In a Medicaid suit involving the provision of dental care to children, the United States Court of Appeals for the District of Columbia affirmed the denial of a motion to vacate a consent decree under Rule 60(b)(6), but suggested that the District could move to vacate under other Rules. The court found that the District of Columbia had not met the necessary requirement of Rule 60(b)(6) to show extraordinary circumstances, emphasizing that the District had withdrawn its appeal. On a preliminary issue, the circuit court reversed the district court’s holding that the motion was not timely, because there was no prejudice and there were extensive settlement negotiations and motions filed during the period between the entry of an order and the motion to vacate. Salazar v. District of Columbia, 2011 WL 403448 (D.C. Cir. Feb. 8, 2011). The decision was written by Judge Rogers (Clinton), and joined by Judge Griffith (Bush II) and Judge Edwards (Carter).
A settlement order concerning the District of Columbia’s Medicaid program was entered in January 1999. In October 2004, the district court found that the government had violated the settlement order with regard to the percentage of children receiving dental services and the court ordered the District to meet specific participation goals of 70 to 85%. The District filed an appeal in November 2004, but then moved to stay the appeal pending filing a motion to dissolve the order. In January 2006, a report by the court-appointed monitor suggested that a participation rate of 57% set by the U.S. Department of Health and Human Services indicated that the district court’s order set unrealistic utilization rates. In March 2006, the District dismissed its circuit court appeal. Four months later, in May 2006, the District moved to dismiss the district court order under Rule 60(b)(6), which permits a court to vacate an order for “any other reason that justifies relief.” Arguing that this rule provides a court with wide discretion, the District characterized the order as unrealistic and beyond the obligations negotiated by the parties. In Feb 2010 (3½ years later), the district court denied the motion, finding the motion to be untimely and concluding that relief was unwarranted because the District had not demonstrated exceptional circumstances.
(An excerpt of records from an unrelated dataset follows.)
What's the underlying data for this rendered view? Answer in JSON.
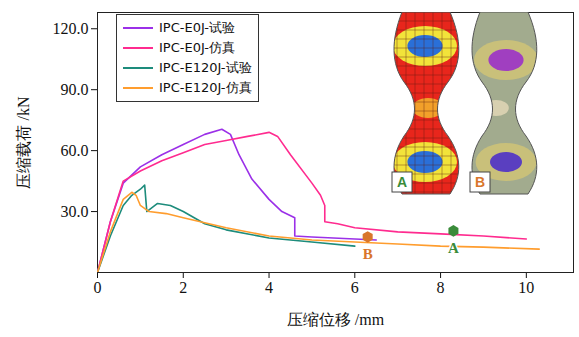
{
  "chart_data": {
    "type": "line",
    "x_label": "压缩位移 /mm",
    "y_label": "压缩载荷 /kN",
    "xlim": [
      0,
      11.1
    ],
    "ylim": [
      0,
      128
    ],
    "xticks": [
      0,
      2,
      4,
      6,
      8,
      10
    ],
    "yticks": [
      {
        "value": 30,
        "label": "30.0"
      },
      {
        "value": 60,
        "label": "60.0"
      },
      {
        "value": 90,
        "label": "90.0"
      },
      {
        "value": 120,
        "label": "120.0"
      }
    ],
    "legend": "top-left",
    "series": [
      {
        "name": "IPC-E0J-试验",
        "color": "#9b30e8",
        "x": [
          0,
          0.3,
          0.6,
          1.0,
          1.5,
          2.0,
          2.5,
          2.9,
          3.1,
          3.3,
          3.6,
          4.0,
          4.3,
          4.6,
          4.6,
          5.0,
          6.0,
          6.5
        ],
        "values": [
          0,
          25,
          44,
          52,
          58,
          63,
          68,
          70.5,
          68,
          58,
          46,
          36,
          30,
          27,
          18,
          17.5,
          16.5,
          16
        ]
      },
      {
        "name": "IPC-E0J-仿真",
        "color": "#ff2b8f",
        "x": [
          0,
          0.3,
          0.6,
          1.0,
          1.5,
          2.0,
          2.5,
          3.0,
          3.5,
          4.0,
          4.2,
          4.5,
          5.0,
          5.2,
          5.3,
          5.3,
          5.6,
          6.0,
          7.0,
          8.0,
          9.0,
          10.0
        ],
        "values": [
          0,
          25,
          45,
          50,
          55,
          59,
          63,
          65,
          67,
          69,
          67,
          58,
          44,
          38,
          33,
          25,
          24,
          22,
          20,
          19,
          18,
          16.5
        ]
      },
      {
        "name": "IPC-E120J-试验",
        "color": "#1d8c7c",
        "x": [
          0,
          0.3,
          0.6,
          0.8,
          1.0,
          1.1,
          1.15,
          1.4,
          1.7,
          2.0,
          2.5,
          3.0,
          4.0,
          5.0,
          6.0
        ],
        "values": [
          0,
          18,
          33,
          38,
          41,
          43,
          30,
          34,
          33,
          30,
          24,
          21,
          17,
          15,
          13
        ]
      },
      {
        "name": "IPC-E120J-仿真",
        "color": "#ff9d2e",
        "x": [
          0,
          0.3,
          0.6,
          0.8,
          0.9,
          1.0,
          1.2,
          1.6,
          2.0,
          3.0,
          4.0,
          5.0,
          6.0,
          7.0,
          8.0,
          9.0,
          10.3
        ],
        "values": [
          0,
          20,
          36,
          39.5,
          38,
          33,
          30,
          29,
          27,
          22,
          18,
          16,
          15,
          14,
          13,
          12.5,
          11.5
        ]
      }
    ],
    "annotations": [
      {
        "text": "A",
        "x": 8.3,
        "y": 20.5,
        "color": "#3a8c3a",
        "marker": "hexagon"
      },
      {
        "text": "B",
        "x": 6.3,
        "y": 17.5,
        "color": "#d9762b",
        "marker": "hexagon"
      }
    ],
    "insets": [
      {
        "label": "A",
        "color": "#3a8c3a"
      },
      {
        "label": "B",
        "color": "#d9762b"
      }
    ]
  }
}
The Circuit Court reversed on the timeliness issue, stating that Rule 60(b)’s “reasonable time” requirement “does not carry the same significance in long-running equitable relief as it would in an action where the court’s role had ended and the litigants relied on the repose inherent in the end of litigation.” The court noted that the district court had indicated that the length of time taken to decide the motion was due to efforts to settle the case, including nine status conferences with the judge. The court also explained that the motion was filed shortly after the monitor’s report, which offered “new policy insights.” The court concluded: “Because there is no argument of prejudice caused by the timing of the District government’s moving to vacate the Dental Order, the district court abused its discretion in ruling that the motion was not brought within a reasonable time.”
Nevertheless, the Circuit Court held that the District had not met the requirement for “extraordinary circumstances” to justify vacating an order under Rule 60(b)(6). The court explained that this requirement was not found in the language of 60(b)(6), but had been imposed by the Supreme Court. Circuit precedent held that 60(b)(6) could not be utilized in lieu of an appeal, unless the failure to appeal was an involuntary decision, e.g. when the party was incarcerated or suffered health and financial difficulties. The court found that the District had made the “considered choice” to withdraw its appeal and held that relief under Rule 60(b)(6) is not a substitute for an appeal.
The Court closed its opinion by giving the District legal advice: “The District government is not without remedies, however. Paragraph 71 of the Settlement Order provides for modification ‘at any time for any reason.’ The District government’s legal argument may present a jurisdictional argument cognizable under Rule 60(b)(4), while its impossibility argument may be raised under Rule 60(b)(5).” Rule 60(b)(4) permits a court to vacate an order when “the judgment is void,” and Rule 60(b)(5) permits a court to vacate an order when applying it “prospectively is no longer equitable.”